# Fehler beim Setzen der Daten für "DisplayIcon"



## Pantherx (28. Mai 2007)

Habe folgendes Problem:
Sobald ich Windows Vista neu starte findet Blasc eine neuere Version.
Das Update wird heruntergeladen, aber beim installieren bekomm ich dann folgende Fehlermeldung:
Fehler beim Setzen der Daten für "DisplayIcon"

Nach einem Neustart des PCs das gleiche wieder. 
Egal ob ich als Admin oder normaler User eingeloggt bin.

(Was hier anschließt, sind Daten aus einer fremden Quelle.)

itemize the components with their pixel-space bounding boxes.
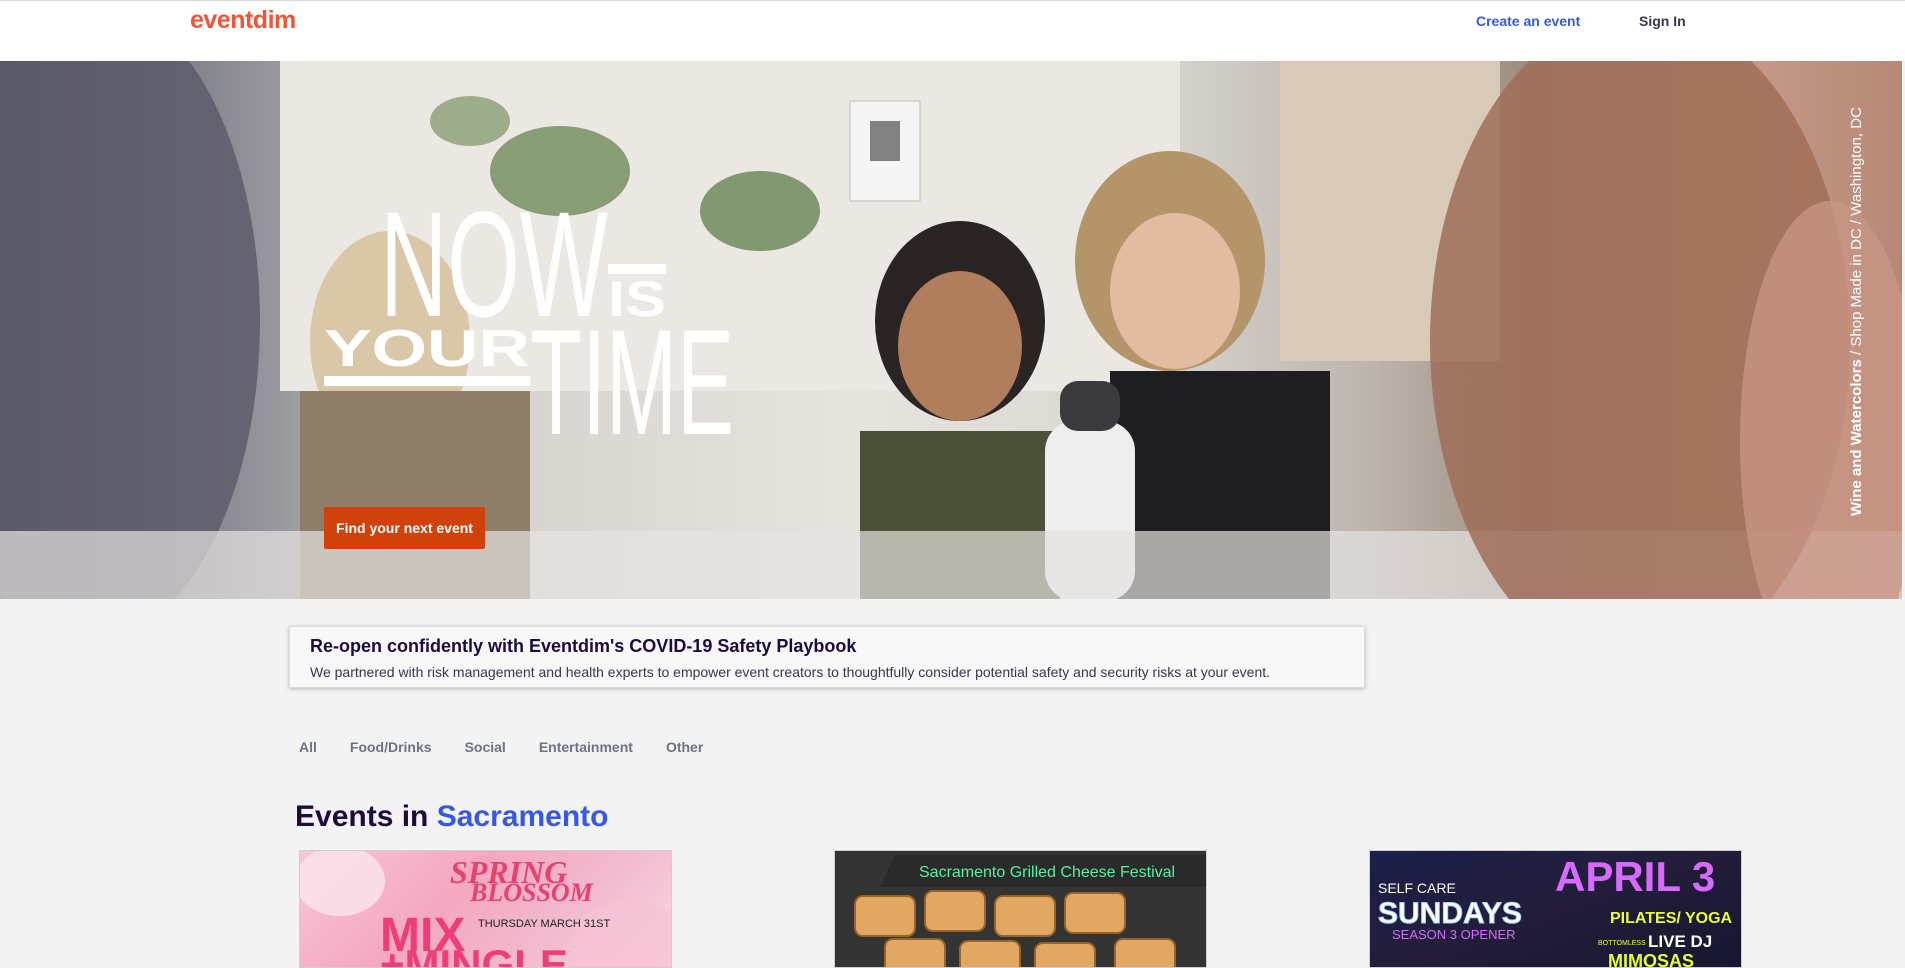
event-card-grilled-cheese[interactable]: Sacramento Grilled Cheese Festival <box>834 850 1207 968</box>
event-card-self-care-sundays[interactable]: APRIL 3 SELF CARE SUNDAYS SEASON 3 OPENE… <box>1369 850 1742 968</box>
card3-line5: PILATES/ YOGA <box>1610 910 1733 927</box>
hero-word-time: TIME <box>530 298 734 466</box>
event-card-image: SPRING BLOSSOM MIX THURSDAY MARCH 31ST +… <box>300 851 671 968</box>
tab-social[interactable]: Social <box>465 737 506 757</box>
create-event-link[interactable]: Create an event <box>1476 13 1580 29</box>
events-section-title: Events in Sacramento <box>295 800 608 834</box>
tab-food-drinks[interactable]: Food/Drinks <box>350 737 432 757</box>
events-city[interactable]: Sacramento <box>437 800 609 833</box>
card1-line2: BLOSSOM <box>469 878 594 907</box>
category-tabs: All Food/Drinks Social Entertainment Oth… <box>289 737 726 757</box>
banner-text: We partnered with risk management and he… <box>310 664 1271 680</box>
card3-line4: SEASON 3 OPENER <box>1392 927 1516 942</box>
event-card-spring-blossom[interactable]: SPRING BLOSSOM MIX THURSDAY MARCH 31ST +… <box>299 850 672 968</box>
sign-in-link[interactable]: Sign In <box>1639 13 1686 29</box>
find-event-button[interactable]: Find your next event <box>324 507 485 549</box>
card3-line7: LIVE DJ <box>1648 932 1712 951</box>
card1-line4: THURSDAY MARCH 31ST <box>478 918 611 930</box>
event-card-image: APRIL 3 SELF CARE SUNDAYS SEASON 3 OPENE… <box>1378 853 1733 968</box>
card3-line1: APRIL 3 <box>1555 853 1715 900</box>
events-title-prefix: Events in <box>295 800 437 833</box>
photo-credit-location: / Shop Made in DC / Washington, DC <box>1848 107 1865 360</box>
banner-title: Re-open confidently with Eventdim's COVI… <box>310 636 857 656</box>
tab-other[interactable]: Other <box>666 737 703 757</box>
card3-line2: SELF CARE <box>1378 880 1456 896</box>
top-navbar: eventdim Create an event Sign In <box>0 0 1905 61</box>
card3-line8: MIMOSAS <box>1608 951 1694 968</box>
hero-title: NOW IS YOUR TIME <box>324 196 734 466</box>
hero-word-your: YOUR <box>324 320 530 378</box>
tab-all[interactable]: All <box>299 737 317 757</box>
event-card-image: Sacramento Grilled Cheese Festival <box>835 851 1206 967</box>
photo-credit: Wine and Watercolors / Shop Made in DC /… <box>1848 107 1865 516</box>
photo-credit-event: Wine and Watercolors <box>1848 359 1865 516</box>
card3-line6: BOTTOMLESS <box>1598 940 1646 947</box>
hero-rule-2 <box>324 376 530 386</box>
covid-playbook-banner[interactable]: Re-open confidently with Eventdim's COVI… <box>289 626 1365 688</box>
hero-banner: NOW IS YOUR TIME Find your next event Wi… <box>0 61 1902 599</box>
hero-photo <box>0 61 1902 599</box>
card3-line3: SUNDAYS <box>1378 897 1522 930</box>
logo[interactable]: eventdim <box>190 6 296 35</box>
tab-entertainment[interactable]: Entertainment <box>539 737 633 757</box>
card1-line5: +MINGLE <box>380 941 568 968</box>
card2-title: Sacramento Grilled Cheese Festival <box>919 864 1175 881</box>
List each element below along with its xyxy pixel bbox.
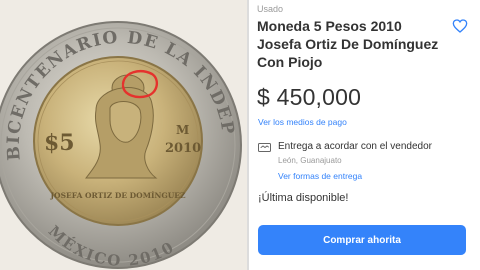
handshake-icon	[258, 143, 271, 152]
delivery-options-link[interactable]: Ver formas de entrega	[278, 171, 362, 181]
coin-denomination: $5	[44, 130, 75, 156]
coin-portrait-caption: JOSEFA ORTIZ DE DOMÍNGUEZ	[49, 191, 186, 200]
coin-image: BICENTENARIO DE LA INDEPENDENCIA MÉXICO …	[0, 0, 247, 270]
coin-mint-mark: M	[176, 123, 189, 137]
coin-year: 2010	[165, 141, 201, 156]
stock-status: ¡Última disponible!	[258, 192, 349, 204]
listing-page: BICENTENARIO DE LA INDEPENDENCIA MÉXICO …	[0, 0, 480, 270]
product-photo[interactable]: BICENTENARIO DE LA INDEPENDENCIA MÉXICO …	[0, 0, 247, 270]
delivery-label: Entrega a acordar con el vendedor	[278, 141, 432, 152]
listing-info: Usado Moneda 5 Pesos 2010 Josefa Ortiz D…	[257, 0, 472, 270]
buy-now-button[interactable]: Comprar ahorita	[258, 225, 466, 255]
listing-title: Moneda 5 Pesos 2010 Josefa Ortiz De Domí…	[257, 18, 439, 70]
seller-location: León, Guanajuato	[278, 156, 342, 165]
item-condition: Usado	[257, 4, 284, 14]
pane-divider	[247, 0, 249, 270]
heart-outline-icon[interactable]	[452, 18, 468, 34]
listing-price: $ 450,000	[257, 84, 362, 110]
payment-methods-link[interactable]: Ver los medios de pago	[258, 117, 347, 127]
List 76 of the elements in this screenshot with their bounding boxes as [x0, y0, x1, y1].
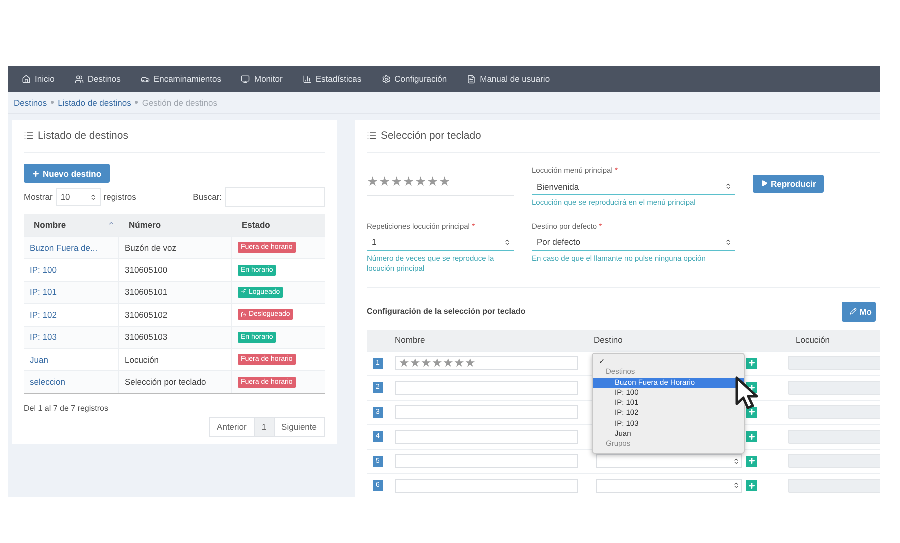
updown-icon: [90, 194, 97, 200]
list-icon: [367, 131, 377, 141]
nav-link[interactable]: Destinos: [74, 74, 121, 84]
name-input[interactable]: [395, 454, 578, 468]
breadcrumb-link[interactable]: Listado de destinos: [58, 98, 132, 108]
destination-select[interactable]: [596, 478, 742, 493]
column-header[interactable]: Estado: [232, 220, 324, 230]
page-size-select[interactable]: 10: [56, 188, 101, 206]
updown-icon: [725, 238, 732, 246]
plus-icon: [748, 482, 756, 490]
search-field[interactable]: [225, 187, 325, 207]
play-button[interactable]: Reproducir: [753, 174, 824, 192]
column-header: Locución: [795, 335, 832, 345]
records-label: registros: [104, 192, 136, 202]
name-input[interactable]: [395, 405, 578, 420]
locution-field[interactable]: [788, 405, 880, 420]
destination-select[interactable]: [596, 454, 742, 468]
bar-chart-icon: [302, 74, 312, 84]
document-icon: [467, 74, 476, 84]
locution-field[interactable]: [788, 356, 880, 370]
plus-icon: [32, 170, 40, 178]
records-info: Del 1 al 7 de 7 registros: [24, 404, 110, 413]
logout-icon: [241, 312, 247, 318]
pagination-button[interactable]: 1: [254, 416, 275, 437]
locution-field[interactable]: [788, 380, 880, 395]
breadcrumb-separator: [51, 101, 54, 104]
pagination-button[interactable]: Anterior: [209, 416, 255, 437]
updown-icon: [733, 482, 740, 490]
modify-button[interactable]: Mo: [842, 302, 876, 322]
updown-icon: [733, 458, 740, 465]
locution-select[interactable]: Bienvenida: [532, 179, 735, 195]
nav-link[interactable]: Manual de usuario: [467, 74, 550, 84]
column-header: Nombre: [395, 335, 426, 345]
destination-link[interactable]: seleccion: [24, 371, 119, 393]
column-header: Destino: [593, 335, 624, 345]
panel-title: Listado de destinos: [38, 130, 128, 142]
plus-icon: [748, 359, 756, 368]
nav-link[interactable]: Monitor: [241, 74, 283, 84]
sort-icon: [108, 220, 115, 227]
pagination-button[interactable]: Siguiente: [274, 416, 325, 437]
users-icon: [74, 74, 84, 84]
gear-icon: [382, 74, 391, 84]
plus-icon: [748, 457, 756, 466]
name-input[interactable]: [395, 430, 578, 444]
home-icon: [22, 74, 31, 84]
column-header[interactable]: Número: [119, 220, 232, 230]
locution-field[interactable]: [788, 430, 880, 444]
panel-title: Selección por teclado: [381, 130, 482, 142]
locution-field[interactable]: [788, 478, 880, 493]
name-input[interactable]: [395, 478, 578, 493]
play-icon: [761, 180, 768, 187]
nav-link[interactable]: Estadísticas: [302, 74, 362, 84]
login-icon: [241, 289, 247, 296]
plus-icon: [748, 432, 756, 441]
search-label: Buscar:: [193, 192, 222, 202]
section-title: Configuración de la selección por teclado: [367, 307, 526, 316]
car-icon: [140, 74, 150, 84]
breadcrumb-separator: [135, 101, 138, 104]
new-destination-button[interactable]: Nuevo destino: [24, 164, 110, 183]
updown-icon: [504, 238, 511, 246]
nav-link[interactable]: Inicio: [22, 74, 55, 84]
repetitions-select[interactable]: 1: [367, 234, 514, 250]
nav-link[interactable]: Configuración: [382, 74, 448, 84]
default-destination-select[interactable]: Por defecto: [532, 234, 735, 250]
pencil-icon: [850, 308, 857, 315]
list-icon: [24, 131, 34, 141]
column-header[interactable]: Nombre: [24, 220, 119, 230]
plus-icon: [748, 408, 756, 416]
updown-icon: [725, 183, 732, 190]
monitor-icon: [241, 74, 250, 84]
show-label: Mostrar: [24, 192, 53, 202]
locution-field[interactable]: [788, 454, 880, 468]
nav-link[interactable]: Encaminamientos: [140, 74, 222, 84]
name-input[interactable]: [395, 380, 578, 395]
table-cell: Selección por teclado: [119, 371, 232, 393]
breadcrumb-link[interactable]: Destinos: [14, 98, 48, 108]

Blasc hatte vorher einwandfrei funktioniert und tut das jetzt auch noch.
Keine Probleme mit Uploads oder so.
Nur das Update der BlascVersion will nicht!?


----------



## Regnor (29. Mai 2007)

Pantherx schrieb:


> Habe folgendes Problem:
> Sobald ich Windows Vista neu starte findet Blasc eine neuere Version.
> Das Update wird heruntergeladen, aber beim installieren bekomm ich dann folgende Fehlermeldung:
> Fehler beim Setzen der Daten für "DisplayIcon"
> ...



Also ich hab das getestet.. es ist ein Fehler der nur bei Vista auftritt. 
Bis ich den Fehler behoben habe kann ich nur einen möglichen WorkAround vorschlagen.
Wenn BLASC sagt das es eine neue Version gibt, dann sag erstmal das du diese Version nicht laden möchtest. Gehe dann in dein BLASC Verzeichnis und mache Rechtsklick auf die BLASCLoader.exe und sag "Als Administrator ausführen". Dann kommt der Fehler nichtmehr. Ich bin aber an der Sache dran.

Gruß Regnor


----------